UN DUO D'ARTISTES FRANCO-BELGE
Le scénariste belge Jean Van Hamme est l'auteur d'un bon nombre de bandes dessinnées cultes. Né en 1939 à Bruxelles, il débute une carrière d'ingénieur qui le fait traverser la planète et découvrir le monde de l'entreprise jusqu'à ses 37 ans où il démissionne pour se vouer à l'écriture. Il avait déjà publié dès 1968 quelques bande dessinées (Expoxy, Corentin), mais c'est en 1977 qu'il marque les esprits avec la série Thorgal en compagnie de Grzegorz Rosinski. Cette BD est une référence pour de nombreux lecteurs amateurs de sagas vikings. La même année, Van Hamme publie son roman Largo Winch qui donnera naissance à une série populaire en BD, qui sera même adaptée au cinéma et à la télévision. Le héros est cette fois à la tête d'un empire financier qu'il cherche à protéger des concurrents et de leurs agents prêts à utiliser des méthodes criminelles. On peut associer l'artiste à une trilogie qui serait complétée par la BD XIII. Tout aussi culte que Thorgal et Largo Winch, elle nous plonge dans la quête d'un tueur à gage amnésique. Série télévisée et jeu vidéo porteront à l'écran cette histoire. Fait intéressant, chacune de ces séries ont un éditeur différent, respectivement le Lombard, Dargaud et Dupuis.

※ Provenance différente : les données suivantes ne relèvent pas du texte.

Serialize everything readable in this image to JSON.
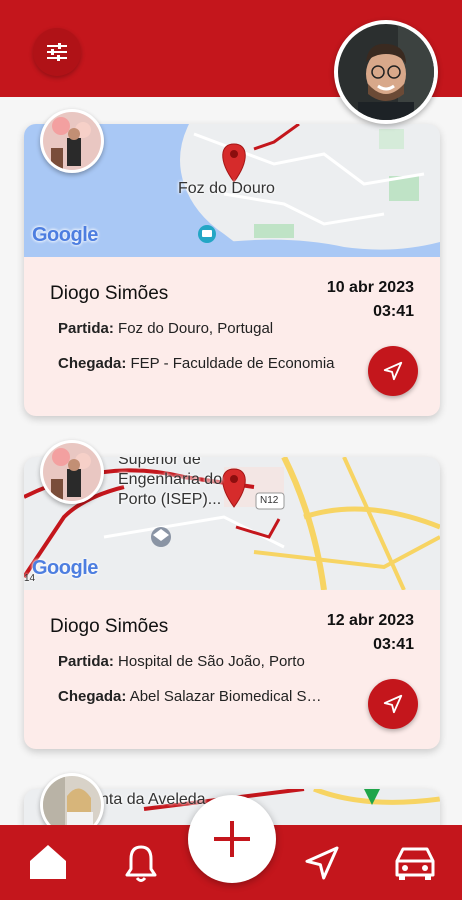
{
  "header": {
    "filter_icon": "sliders-icon",
    "profile_avatar": "user-avatar"
  },
  "trips": [
    {
      "map_label": "Foz do Douro",
      "map_logo": "Google",
      "driver": "Diogo Simões",
      "date": "10 abr 2023",
      "time": "03:41",
      "departure_label": "Partida:",
      "departure": "Foz do Douro, Portugal",
      "arrival_label": "Chegada:",
      "arrival": "FEP - Faculdade de Economia"
    },
    {
      "map_label_1": "Superior de",
      "map_label_2": "Engenharia do",
      "map_label_3": "Porto (ISEP)...",
      "map_road": "N12",
      "map_edge": "14",
      "map_logo": "Google",
      "driver": "Diogo Simões",
      "date": "12 abr 2023",
      "time": "03:41",
      "departure_label": "Partida:",
      "departure": "Hospital de São João, Porto",
      "arrival_label": "Chegada:",
      "arrival": "Abel Salazar Biomedical Sciences Institute"
    },
    {
      "map_label": "nta da Aveleda"
    }
  ],
  "bottom_nav": {
    "items": [
      "home-icon",
      "bell-icon",
      "add-icon",
      "navigation-icon",
      "car-icon"
    ],
    "fab_symbol": "+"
  },
  "colors": {
    "primary": "#c4161c",
    "card_bg": "#fdecea",
    "water": "#a9c8f5",
    "road": "#f7d463"
  }
}
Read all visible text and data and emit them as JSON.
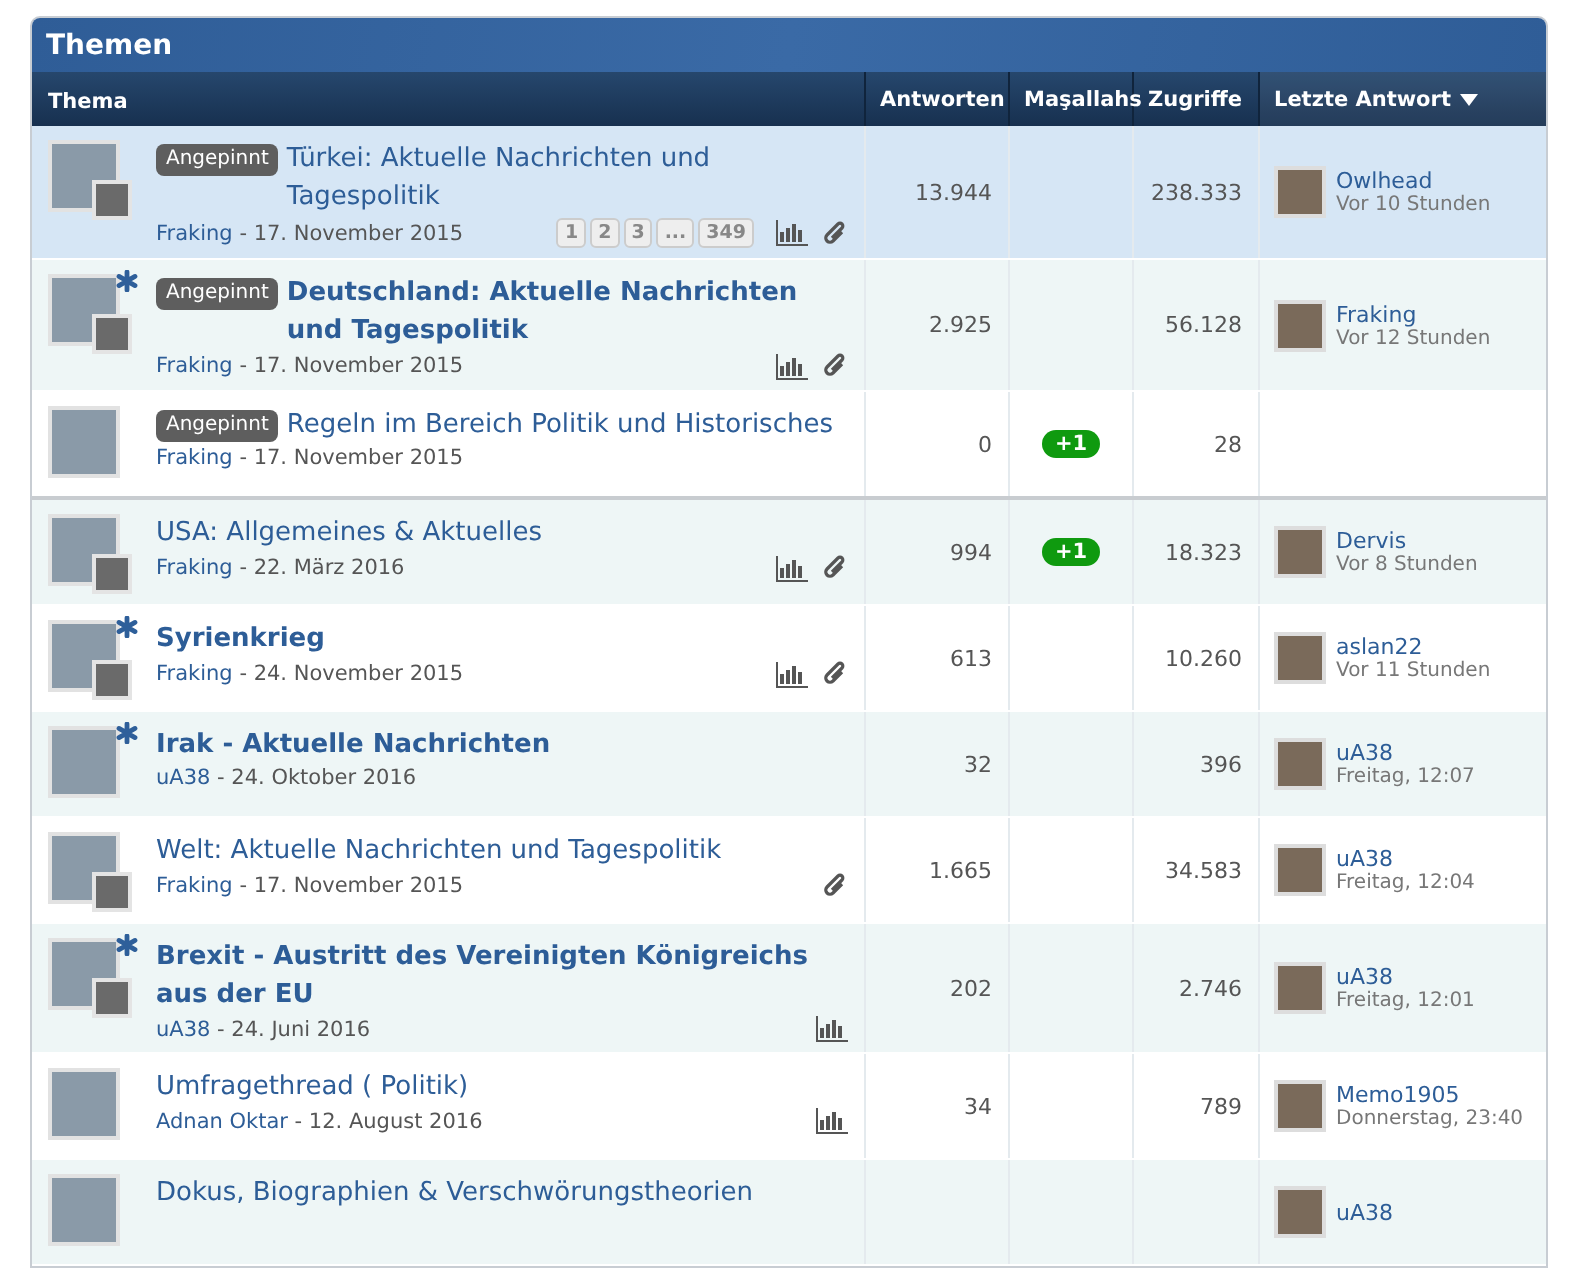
{
  "panel": {
    "title": "Themen"
  },
  "columns": [
    {
      "label": "Thema",
      "sort": false
    },
    {
      "label": "Antworten",
      "sort": false
    },
    {
      "label": "Maşallahs",
      "sort": false
    },
    {
      "label": "Zugriffe",
      "sort": false
    },
    {
      "label": "Letzte Antwort",
      "sort": true
    }
  ],
  "rows": [
    {
      "highlighted": true,
      "sticky_label": "Angepinnt",
      "title": "Türkei: Aktuelle Nachrichten und Tagespolitik",
      "unread": false,
      "reply_avatar": true,
      "starter": "Fraking",
      "date": "- 17. November 2015",
      "pages": [
        "1",
        "2",
        "3",
        "...",
        "349"
      ],
      "poll": true,
      "attachment": true,
      "replies": "13.944",
      "likes": "",
      "views": "238.333",
      "last_user": "Owlhead",
      "last_time": "Vor 10 Stunden",
      "section_end": false
    },
    {
      "highlighted": false,
      "sticky_label": "Angepinnt",
      "title": "Deutschland: Aktuelle Nachrichten und Tagespolitik",
      "unread": true,
      "reply_avatar": true,
      "starter": "Fraking",
      "date": "- 17. November 2015",
      "pages": [],
      "poll": true,
      "attachment": true,
      "replies": "2.925",
      "likes": "",
      "views": "56.128",
      "last_user": "Fraking",
      "last_time": "Vor 12 Stunden",
      "section_end": false
    },
    {
      "highlighted": false,
      "sticky_label": "Angepinnt",
      "title": "Regeln im Bereich Politik und Historisches",
      "unread": false,
      "reply_avatar": false,
      "starter": "Fraking",
      "date": "- 17. November 2015",
      "pages": [],
      "poll": false,
      "attachment": false,
      "replies": "0",
      "likes": "+1",
      "views": "28",
      "last_user": "",
      "last_time": "",
      "section_end": true
    },
    {
      "highlighted": false,
      "sticky_label": "",
      "title": "USA: Allgemeines & Aktuelles",
      "unread": false,
      "reply_avatar": true,
      "starter": "Fraking",
      "date": "- 22. März 2016",
      "pages": [],
      "poll": true,
      "attachment": true,
      "replies": "994",
      "likes": "+1",
      "views": "18.323",
      "last_user": "Dervis",
      "last_time": "Vor 8 Stunden",
      "section_end": false
    },
    {
      "highlighted": false,
      "sticky_label": "",
      "title": "Syrienkrieg",
      "unread": true,
      "reply_avatar": true,
      "starter": "Fraking",
      "date": "- 24. November 2015",
      "pages": [],
      "poll": true,
      "attachment": true,
      "replies": "613",
      "likes": "",
      "views": "10.260",
      "last_user": "aslan22",
      "last_time": "Vor 11 Stunden",
      "section_end": false
    },
    {
      "highlighted": false,
      "sticky_label": "",
      "title": "Irak - Aktuelle Nachrichten",
      "unread": true,
      "reply_avatar": false,
      "starter": "uA38",
      "date": "- 24. Oktober 2016",
      "pages": [],
      "poll": false,
      "attachment": false,
      "replies": "32",
      "likes": "",
      "views": "396",
      "last_user": "uA38",
      "last_time": "Freitag, 12:07",
      "section_end": false
    },
    {
      "highlighted": false,
      "sticky_label": "",
      "title": "Welt: Aktuelle Nachrichten und Tagespolitik",
      "unread": false,
      "reply_avatar": true,
      "starter": "Fraking",
      "date": "- 17. November 2015",
      "pages": [],
      "poll": false,
      "attachment": true,
      "replies": "1.665",
      "likes": "",
      "views": "34.583",
      "last_user": "uA38",
      "last_time": "Freitag, 12:04",
      "section_end": false
    },
    {
      "highlighted": false,
      "sticky_label": "",
      "title": "Brexit - Austritt des Vereinigten Königreichs aus der EU",
      "unread": true,
      "reply_avatar": true,
      "starter": "uA38",
      "date": "- 24. Juni 2016",
      "pages": [],
      "poll": true,
      "attachment": false,
      "replies": "202",
      "likes": "",
      "views": "2.746",
      "last_user": "uA38",
      "last_time": "Freitag, 12:01",
      "section_end": false
    },
    {
      "highlighted": false,
      "sticky_label": "",
      "title": "Umfragethread ( Politik)",
      "unread": false,
      "reply_avatar": false,
      "starter": "Adnan Oktar",
      "date": "- 12. August 2016",
      "pages": [],
      "poll": true,
      "attachment": false,
      "replies": "34",
      "likes": "",
      "views": "789",
      "last_user": "Memo1905",
      "last_time": "Donnerstag, 23:40",
      "section_end": false
    },
    {
      "highlighted": false,
      "sticky_label": "",
      "title": "Dokus, Biographien & Verschwörungstheorien",
      "unread": false,
      "reply_avatar": false,
      "starter": "",
      "date": "",
      "pages": [],
      "poll": false,
      "attachment": false,
      "replies": "",
      "likes": "",
      "views": "",
      "last_user": "uA38",
      "last_time": "",
      "section_end": false
    }
  ]
}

On peut aussi citer Lady S., Wayne Shelton et bien sûr Les Maîtres de l'Orge. Au fil des ans, Jean Van Hamme abandonne progressivement le scènario de ses séries les plus populaires, avec XIII dès le 19ème album ou Thorgal dès le 30ème, ce qui lui permet d'explorer d'autres médias, notamment le théâtre. Il a aussi reprit en main la série Blake et Mortimer à partir de 1996 et se voit parfois confié des séries télévisées comme Rani sur France 2, une mini-série historique ambitieuse diffusée en 2011. Jean Van Hamme a remporté un nombre importants de prix diverses et reste un des meilleurs vendeurs de BD en France. Les dessins de la série Les Maîtres de l'Orge sont pris en charge par Fancis Vallès. Artiste français né en 1959, il a publié ses premiers ouvrages dès 1983 avec Le lac des fous, puis Dorian Dombre dèjà chez Glénat entre 1989 et 1991. Le voici en 1992 associé à la star Van Hamme pour la publication des Maîtres de l'Orge. Chaque année entre 1992 et 1999, les artistes vont publier un nouvel album de cette saga familiale. Francis Vallès a poursuivi sa carrière par la suite en illustant les scénarios de Stephen Desberg (Tosca et Rafales) avant de travailler de nouveau avec Van Hamme pour Rani, dont le 5ème tome est publié ce mois-ci aux éditions du Lombard.
DE CHARLES À FRANK
Concentrons-nous mainteanant sur l'histoire contée dans Les Maîtres de l'Orge. C'est celle d'une dysnastie : les Steenfort. Chaque épisode se déroule lors d'une année précise qui va faire basculer le destin des ces brasseurs. Du fondateur à son arrière petit-fils, tout se passe sur quatre générations principalement en Belgique et plus précisément dans la petite ville de Drop dans les Ardennes (sauf le dernier épisode). On rencontre tout d'abord Charles en 1854, un jeune homme qui s'apprête à devenir moine. Sa rencontre avec Adrienne va mettre en péril sa vocation chaste alors qu'il est omnibulé par l'idée de fabriquer sa propre bierre, son monastère étant déjà producteur d'une boisson locale. Je ne vais pas vous spoiler la suite mais vous parler de la magnifique Margrit, une émigrée allemande qui va chambouler la vie tranquille des Steenfort en 1886 lors du second album de la série. Femme de conviction prête à tout pour atteindre ses objectifs, elle sera au centre d'un triangle amoureux touchant qui va avoir son importance pour la suite. On avance au troisième album en 1917 pour observer la ville Drop occupée par l'armée allemande. De nombreux enfants du village combattent alors sur le front du côté des alliés, dont Adrien, l'héritier de la famille. Les plus anciens doivent pour leur part faire face au rationnement et à la requisition des outils de production des brasseries pour soutenir l'effort de guerre. Comment la famille va-t-elle surmonter cette obstacle alors qu'une grande partie des milliers de brasserie belges disparaitront ?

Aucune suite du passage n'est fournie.